Filistin haritalarının kronolojik sıralamasına bakılırsa sıkça iktidarda olmalarına rağmen demokrat Yahudilerin eylemlerinin etkisiz kaldığını anlayacaksınız. 1947 tarihli Filistin haritası ile 2023 haritası mukayese edilecek olursa; sonunda Batı Şeria’da neredeyse bir Filistin ülkesi kalmadığı, halihazırda sadece Gazze Şeridi’nin kaldığı görülecektir. Bu mukayese, demokratların ağırlığının yayılmacı Siyonist aşırılıkçı bir damar tarafından yok edildiğini göstermektedir.
Bu yayılmacı Siyonist aşırılıkçı damar başlangıçta İsrail devletinin çimentosuna da akmış görünmektedir. Her şeye rağmen demokrat Yahudilerin sonunda bu damarı siyaset dünyasında, hatta İsrail devletinin çimentosunda önemsiz kılacağına inanıyorum.
Demokrat Yahudilerin bundan sonra bu yayılmacılık senaryosunda demokratlara hiçbir şekilde uygun düşmeyen figüran rolü oynamaya hasla katlanmayacaklarına da inanıyorum. Sonunda artık demokrat Yahudilerin önüne çıkan halkları katletmeyi öngören Siyonist yayılmacılığı ve Siyonist aşırılıkçıları durdurmaya yönelik etkili yolları bulmaları gerekmektedir. Üstelik bu yayılmacılığın nerede duracağı bilinmiyor. O halde demokrat Yahudilerin artık eylemlerine etki kazandırmanın yollarını bulmaları zamanı gelmiştir.

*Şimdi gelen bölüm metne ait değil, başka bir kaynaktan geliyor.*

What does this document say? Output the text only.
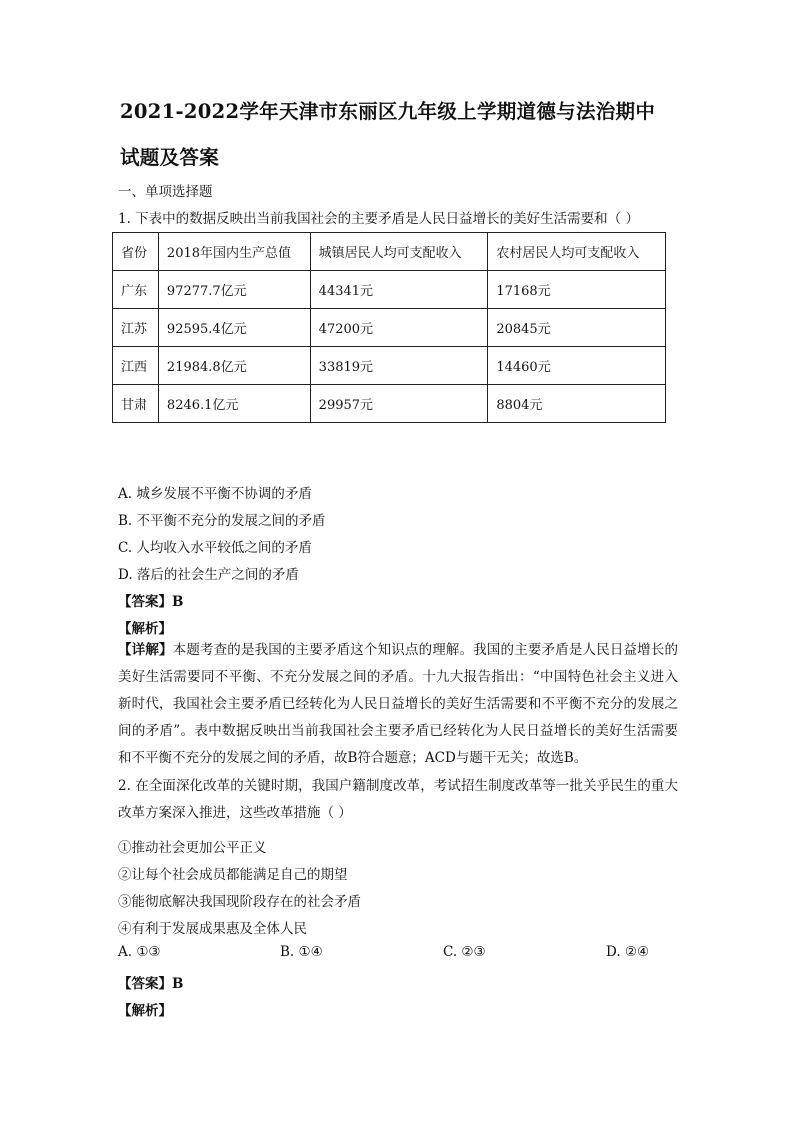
2021-2022学年天津市东丽区九年级上学期道德与法治期中
试题及答案
一、单项选择题
1. 下表中的数据反映出当前我国社会的主要矛盾是人民日益增长的美好生活需要和（ ）
省份	2018年国内生产总值	城镇居民人均可支配收入	农村居民人均可支配收入
广东	97277.7亿元	44341元	17168元
江苏	92595.4亿元	47200元	20845元
江西	21984.8亿元	33819元	14460元
甘肃	8246.1亿元	29957元	8804元
A. 城乡发展不平衡不协调的矛盾
B. 不平衡不充分的发展之间的矛盾
C. 人均收入水平较低之间的矛盾
D. 落后的社会生产之间的矛盾
【答案】B
【解析】
【详解】本题考查的是我国的主要矛盾这个知识点的理解。我国的主要矛盾是人民日益增长的美好生活需要同不平衡、不充分发展之间的矛盾。十九大报告指出：“中国特色社会主义进入新时代，我国社会主要矛盾已经转化为人民日益增长的美好生活需要和不平衡不充分的发展之间的矛盾”。表中数据反映出当前我国社会主要矛盾已经转化为人民日益增长的美好生活需要和不平衡不充分的发展之间的矛盾，故B符合题意；ACD与题干无关；故选B。
2. 在全面深化改革的关键时期，我国户籍制度改革，考试招生制度改革等一批关乎民生的重大改革方案深入推进，这些改革措施（ ）
①推动社会更加公平正义
②让每个社会成员都能满足自己的期望
③能彻底解决我国现阶段存在的社会矛盾
④有利于发展成果惠及全体人民
A. ①③	B. ①④	C. ②③	D. ②④
【答案】B
【解析】
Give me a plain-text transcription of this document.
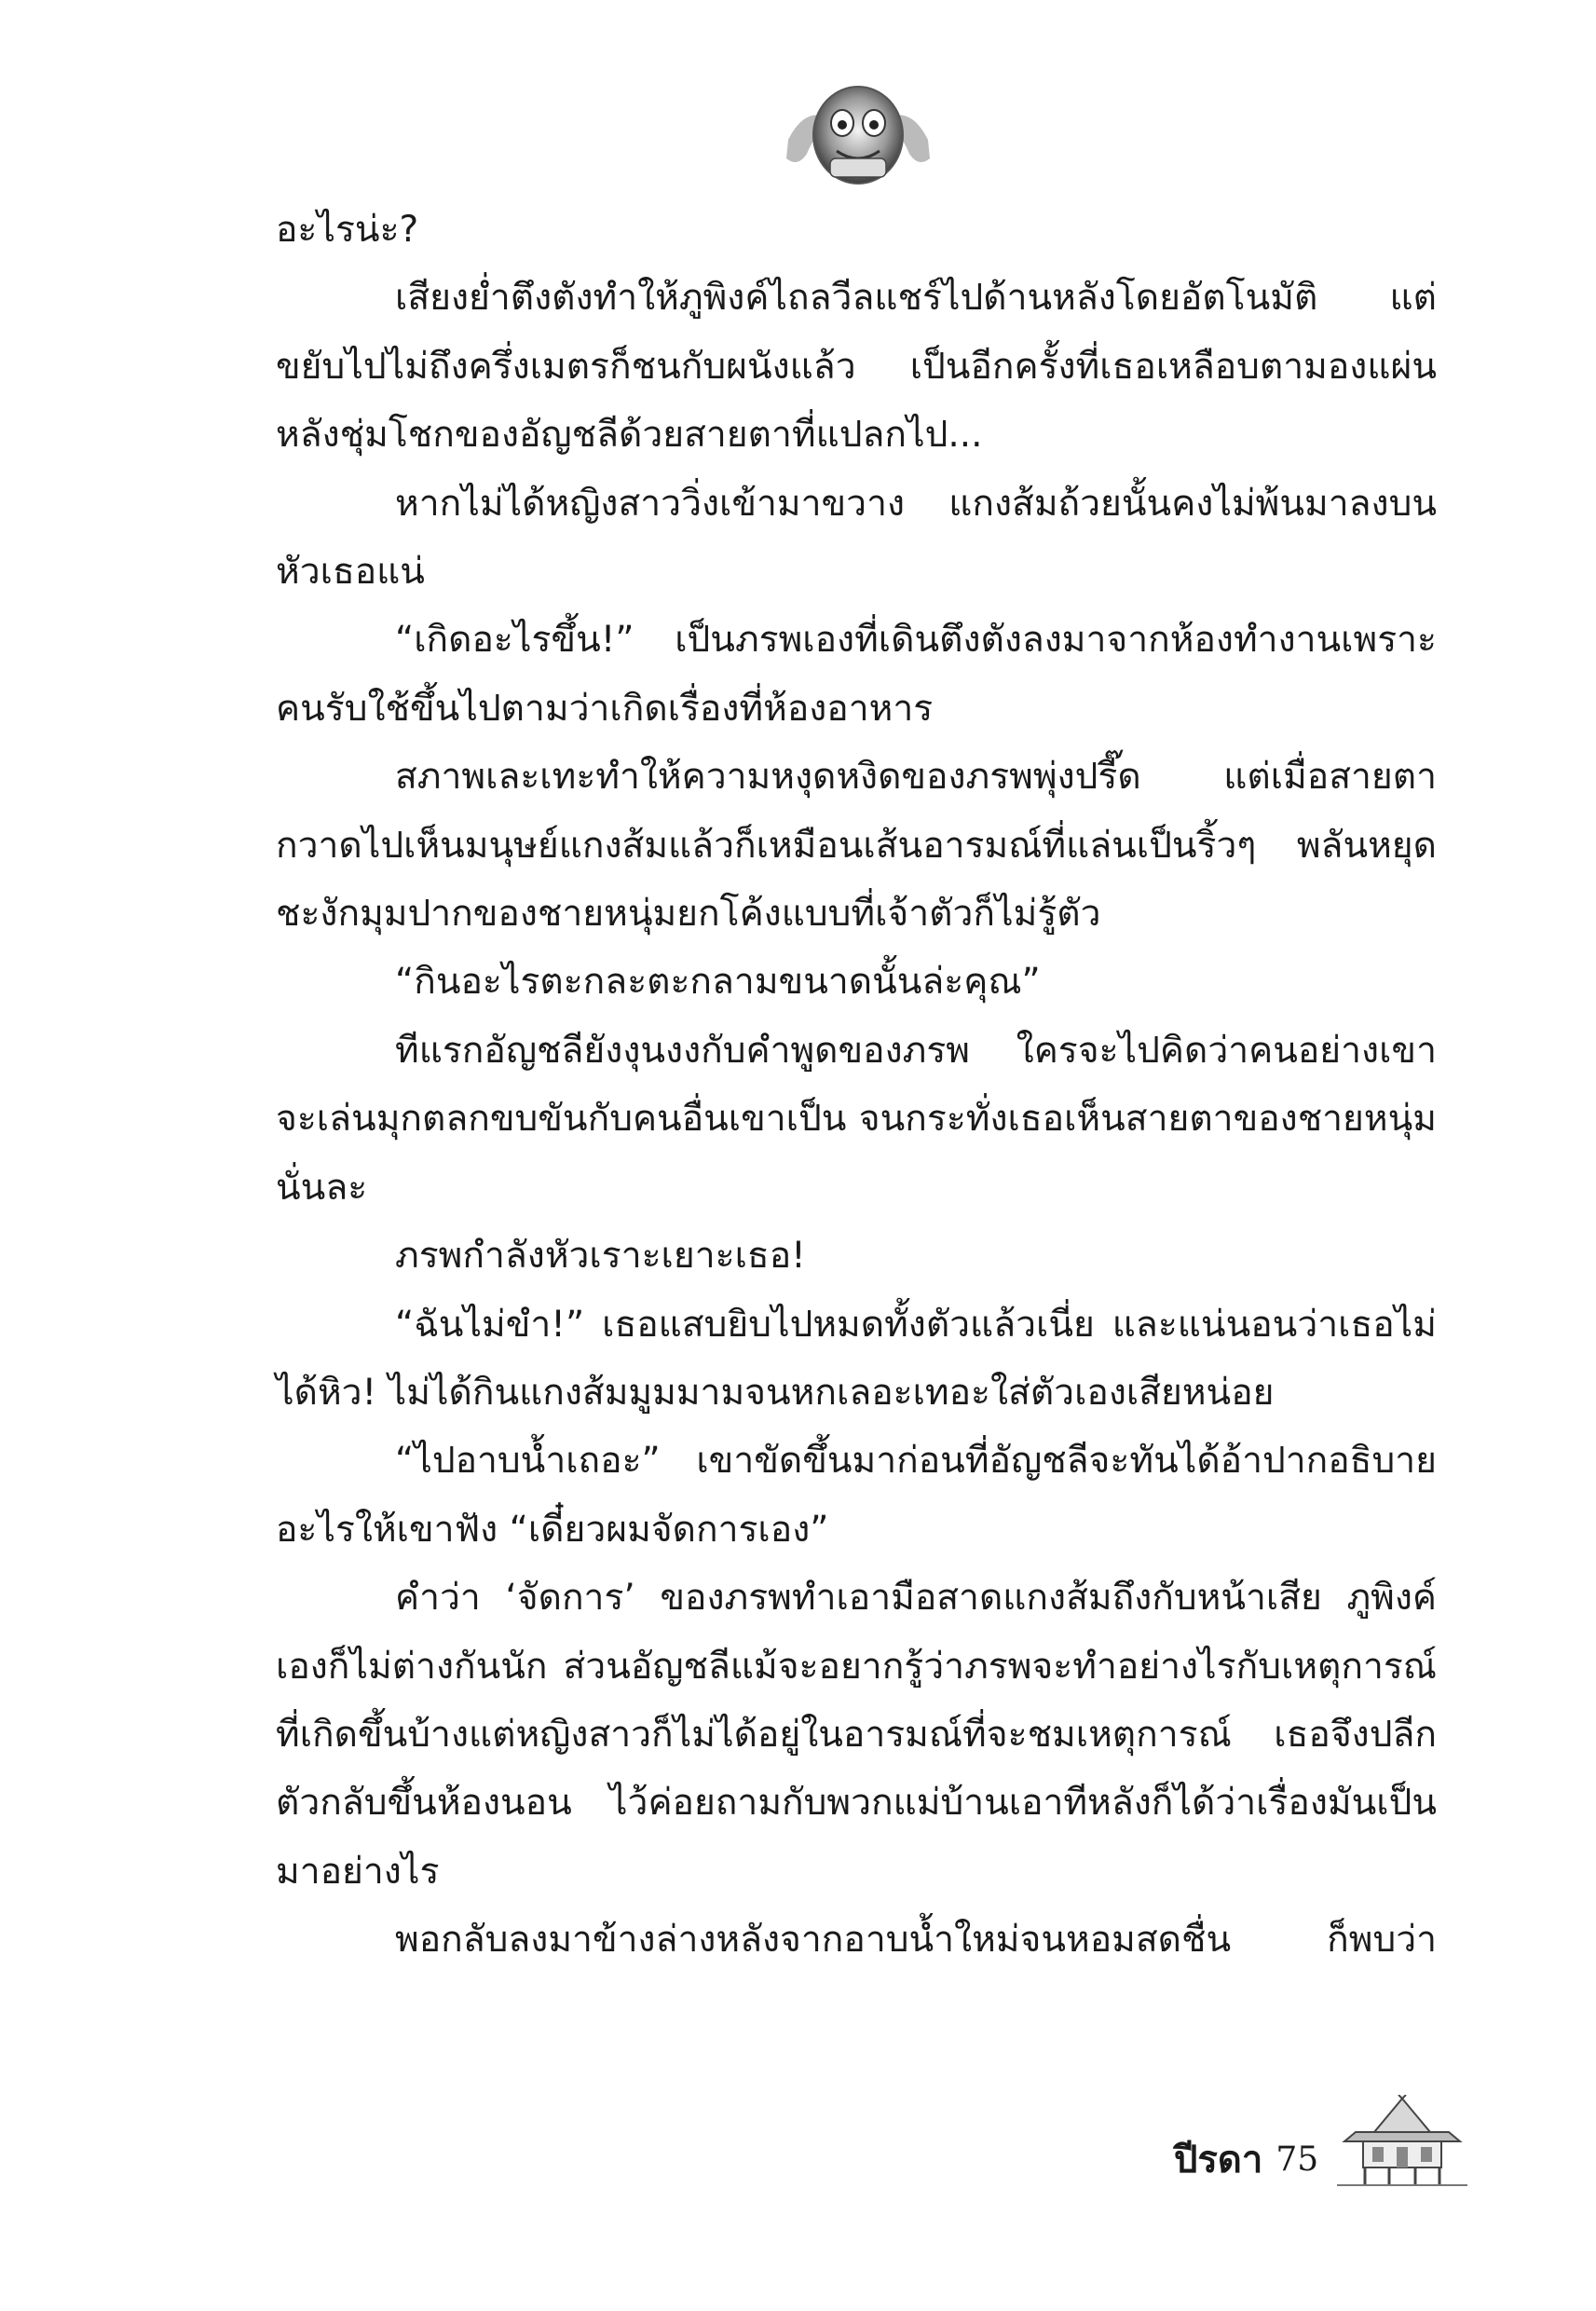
อะไรน่ะ?

เสียงย่ำตึงตังทำให้ภูพิงค์ไถลวีลแชร์ไปด้านหลังโดยอัตโนมัติ แต่ขยับไปไม่ถึงครึ่งเมตรก็ชนกับผนังแล้ว เป็นอีกครั้งที่เธอเหลือบตามองแผ่นหลังชุ่มโชกของอัญชลีด้วยสายตาที่แปลกไป...

หากไม่ได้หญิงสาววิ่งเข้ามาขวาง แกงส้มถ้วยนั้นคงไม่พ้นมาลงบนหัวเธอแน่

“เกิดอะไรขึ้น!” เป็นภรพเองที่เดินตึงตังลงมาจากห้องทำงานเพราะคนรับใช้ขึ้นไปตามว่าเกิดเรื่องที่ห้องอาหาร

สภาพเละเทะทำให้ความหงุดหงิดของภรพพุ่งปรี๊ด แต่เมื่อสายตากวาดไปเห็นมนุษย์แกงส้มแล้วก็เหมือนเส้นอารมณ์ที่แล่นเป็นริ้วๆ พลันหยุดชะงักมุมปากของชายหนุ่มยกโค้งแบบที่เจ้าตัวก็ไม่รู้ตัว

“กินอะไรตะกละตะกลามขนาดนั้นล่ะคุณ”

ทีแรกอัญชลียังงุนงงกับคำพูดของภรพ ใครจะไปคิดว่าคนอย่างเขาจะเล่นมุกตลกขบขันกับคนอื่นเขาเป็น จนกระทั่งเธอเห็นสายตาของชายหนุ่มนั่นละ

ภรพกำลังหัวเราะเยาะเธอ!

“ฉันไม่ขำ!” เธอแสบยิบไปหมดทั้งตัวแล้วเนี่ย และแน่นอนว่าเธอไม่ได้หิว! ไม่ได้กินแกงส้มมูมมามจนหกเลอะเทอะใส่ตัวเองเสียหน่อย

“ไปอาบน้ำเถอะ” เขาขัดขึ้นมาก่อนที่อัญชลีจะทันได้อ้าปากอธิบายอะไรให้เขาฟัง “เดี๋ยวผมจัดการเอง”

คำว่า ‘จัดการ’ ของภรพทำเอามือสาดแกงส้มถึงกับหน้าเสีย ภูพิงค์เองก็ไม่ต่างกันนัก ส่วนอัญชลีแม้จะอยากรู้ว่าภรพจะทำอย่างไรกับเหตุการณ์ที่เกิดขึ้นบ้างแต่หญิงสาวก็ไม่ได้อยู่ในอารมณ์ที่จะชมเหตุการณ์ เธอจึงปลีกตัวกลับขึ้นห้องนอน ไว้ค่อยถามกับพวกแม่บ้านเอาทีหลังก็ได้ว่าเรื่องมันเป็นมาอย่างไร

พอกลับลงมาข้างล่างหลังจากอาบน้ำใหม่จนหอมสดชื่น ก็พบว่า

ปีรดา 75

Bütün bu kabuslara ve trajedilere son vermenin yolu; demokrat Yahudilerin sadece siyasi hayatta yayılmacı Siyonist aşırılıkçıların karşısında etkisi olan politikalar oluşturmakla kalmayıp, İsrail devletinin çimentosundaki bu aşırılıkçı ve yayılmacı damarı gözden geçirmelerinden geçmektedir, aksi takdirde insanlık suçu işleyenlerin 1945’ten beri başarıyla yürüttükleri senaryoda figüran olarak tarihe geçeceklerdir.